Os jovens internados nos centros educativos atingiram em junho o número mais baixo desde janeiro de 2018, totalizando 140, indica o relatório mais recente da Direção-Geral de Reinserção e Serviços Prisionais (DGRSP)

A estatística mensal dos centros educativos mostra que, em 30 de junho de 2019, estavam internados nestas instituições 140 jovens, menos 32 do que em igual período de 2018, significando uma diminuição de 18,6%.

A DGRSP precisa que, em junho deste ano, o número de jovens internados “voltou a ser inferior à lotação dos centros educativos”, com uma taxa de ocupação de 85,3%.

O relatório mostra a evolução mensal de jovens internados desde janeiro de 2018, concluindo que em junho os centros educativos atingiram o valor mais baixo de adolescentes internados e revela também que, entre janeiro e junho deste ano, foram recebidas pela DGRSP um total de 91 solicitações para execução de medidas em centros educativos, menos 20% do que no mesmo período de 2018.

Segundo a DGRSP, entre 2011 e junho de 2019 o número total de pedidos recebidos dos tribunais diminuiu 63,7%, passando de 251 para 91.

Dos 140 jovens internados em centros educativos em 30 de junho, um encontrava-se em ausência não autorizada.

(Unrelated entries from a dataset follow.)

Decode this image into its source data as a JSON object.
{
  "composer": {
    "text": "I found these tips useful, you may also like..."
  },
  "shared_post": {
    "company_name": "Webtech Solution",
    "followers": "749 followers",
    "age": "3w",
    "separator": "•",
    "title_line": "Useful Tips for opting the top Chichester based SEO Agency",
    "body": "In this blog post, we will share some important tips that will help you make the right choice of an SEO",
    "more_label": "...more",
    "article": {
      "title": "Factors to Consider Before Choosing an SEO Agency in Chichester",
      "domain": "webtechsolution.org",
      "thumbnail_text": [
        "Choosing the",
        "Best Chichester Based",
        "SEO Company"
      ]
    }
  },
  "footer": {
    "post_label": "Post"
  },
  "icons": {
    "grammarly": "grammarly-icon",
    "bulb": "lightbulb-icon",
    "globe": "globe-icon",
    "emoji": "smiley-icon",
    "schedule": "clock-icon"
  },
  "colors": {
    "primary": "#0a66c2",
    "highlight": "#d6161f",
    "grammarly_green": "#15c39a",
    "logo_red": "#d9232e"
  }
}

De acordo com a DGRSP, o regime semiaberto continuou a ser predominante, com um total de 83 jovens e uma representatividade de cerca de 59%, seguido do aberto (22%) e do fechado (18%).

Quanto à situação jurídica, cerca de 94% dos jovens internados estava a cumprir a medida tutelar de internamento.

O relatório indica que 128 jovens internados (91%) são rapazes, a maior parte tem entre 16 e 18 anos e 10% são estrangeiros.

Os 140 jovens internados estavam a cumprir penas por crimes contra as pessoas (51%), destacando-se a ameaça e coação e os vários tipos de ofensas à integridade física, seguindo-se contra o património (43%), principalmente os vários crimes de roubo e furto.

O relatório da DGRSP indica ainda que a maior parte dos jovens internados nos centros educativos foram alvo de processos oriundos de tribunais da área da Grande Lisboa.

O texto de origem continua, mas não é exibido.